Ringkasan berita:
- Menjelang Natal, perdebatan hukum ucapan selamat bagi umat Islam kembali mencuat.
- Sebagian ulama membolehkan sebagai bentuk toleransi, sementara lainnya melarang karena dianggap menyerupai keyakinan lain.
- MUI menegaskan, ucapan selamat Natal boleh saja, asal tidak mengandung pengakuan teologis.
Bacaini.ID, KEDIRI – Setiap tanggal 25 Desember, umat Kristiani merayakan Natal. Di Indonesia, tradisi ucapan selamat Natal dari umat Islam kepada tetangga, sahabat, atau rekan kerja kerap muncul sebagai wujud toleransi.
Namun di balik kebiasaan ini, muncul perdebatan panjang tentang apakah ucapan tersebut boleh secara hukum Islam?
Pandangan Ulama
Sebagian ulama menilai ucapan selamat Natal boleh sebagai bentuk penghormatan dan menjaga hubungan sosial. Dalil yang sering dikutip adalah Al-Qur’an Surat Al-Mumtahanah ayat 8, yang menekankan pentingnya berbuat baik dan berlaku adil kepada non-Muslim yang tidak memusuhi.
Ada pula ulama yang melarang, dengan alasan ucapan tersebut dianggap menyerupai pengakuan terhadap keyakinan agama lain. Mereka khawatir hal ini bisa mengaburkan batas akidah.

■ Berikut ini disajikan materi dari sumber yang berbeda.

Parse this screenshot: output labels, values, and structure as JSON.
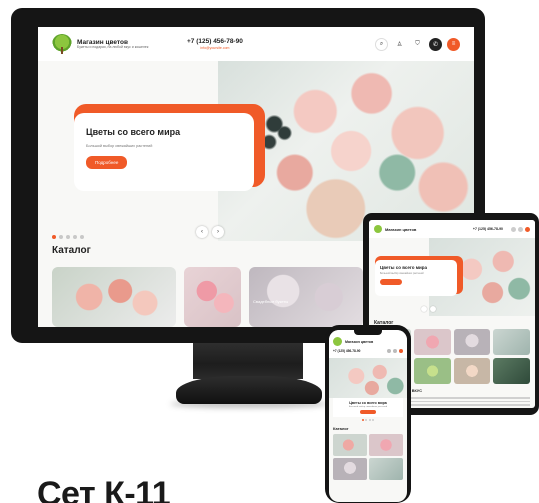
{
  "desktop": {
    "header": {
      "store_name": "Магазин цветов",
      "tagline": "Букеты и подарки, на любой вкус и кошелек",
      "phone": "+7 (125) 456-78-90",
      "email": "info@yoursite.com",
      "icons": [
        "search-icon",
        "user-icon",
        "cart-icon",
        "phone-icon",
        "menu-icon"
      ]
    },
    "hero": {
      "title": "Цветы со всего мира",
      "subtitle": "Большой выбор свежайших растений",
      "button": "Подробнее",
      "prev": "‹",
      "next": "›"
    },
    "catalog": {
      "title": "Каталог",
      "tile_label": "Свадебные букеты"
    }
  },
  "tablet": {
    "store_name": "Магазин цветов",
    "phone": "+7 (125) 456-78-90",
    "hero_title": "Цветы со всего мира",
    "hero_subtitle": "Большой выбор свежайших растений",
    "catalog_title": "Каталог",
    "text_heading": "ЦВЕТЫ НА ЛЮБОЙ ВКУС"
  },
  "phone": {
    "store_name": "Магазин цветов",
    "phone": "+7 (125) 456-78-90",
    "hero_title": "Цветы со всего мира",
    "hero_subtitle": "Большой выбор свежайших растений",
    "catalog_title": "Каталог"
  },
  "product_title": "Сет К-11",
  "colors": {
    "accent": "#f05a28",
    "brand_green": "#8cc63e",
    "device_frame": "#151515"
  }
}
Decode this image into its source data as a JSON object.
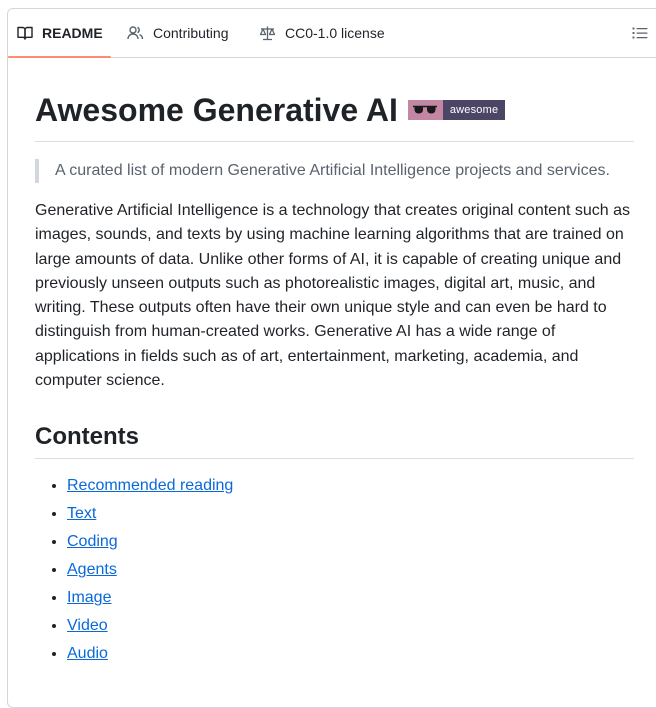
{
  "tabs": [
    {
      "label": "README",
      "icon": "book-icon",
      "active": true
    },
    {
      "label": "Contributing",
      "icon": "people-icon",
      "active": false
    },
    {
      "label": "CC0-1.0 license",
      "icon": "law-scale-icon",
      "active": false
    }
  ],
  "outline_icon": "list-unordered-icon",
  "readme": {
    "title": "Awesome Generative AI",
    "badge": {
      "icon": "sunglasses-icon",
      "text": "awesome",
      "left_color": "#c387a4",
      "right_color": "#4c4566"
    },
    "tagline": "A curated list of modern Generative Artificial Intelligence projects and services.",
    "intro": "Generative Artificial Intelligence is a technology that creates original content such as images, sounds, and texts by using machine learning algorithms that are trained on large amounts of data. Unlike other forms of AI, it is capable of creating unique and previously unseen outputs such as photorealistic images, digital art, music, and writing. These outputs often have their own unique style and can even be hard to distinguish from human-created works. Generative AI has a wide range of applications in fields such as of art, entertainment, marketing, academia, and computer science.",
    "contents_heading": "Contents",
    "contents": [
      "Recommended reading",
      "Text",
      "Coding",
      "Agents",
      "Image",
      "Video",
      "Audio"
    ]
  },
  "colors": {
    "tab_underline": "#fd8c73",
    "link": "#0969da",
    "border": "#d0d7de"
  }
}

Sebagian ulama berada di tengah, menyarankan agar umat Islam berhati-hati. Ucapan boleh diberikan dalam konteks sosial, tetapi jangan sampai mengandung pengakuan teologis atas ajaran agama lain.
Sikap MUI
Majelis Ulama Indonesia (MUI) menegaskan bahwa ucapan selamat Natal tidak masalah selama tidak mengandung pengakuan terhadap keyakinan agama lain. Artinya, umat Islam boleh menyampaikan ucapan sebagai bentuk silaturahmi dan toleransi, tetapi tetap menjaga akidah.
Dengan demikian, mengucapkan selamat Natal bagi umat Islam adalah wilayah ijtihadi (hasil ijtihad ulama). Ada yang membolehkan, ada yang melarang, dan ada yang menekankan kehati-hatian.
Di Indonesia, sikap yang paling banyak dianjurkan adalah menjaga toleransi tanpa mengorbankan akidah.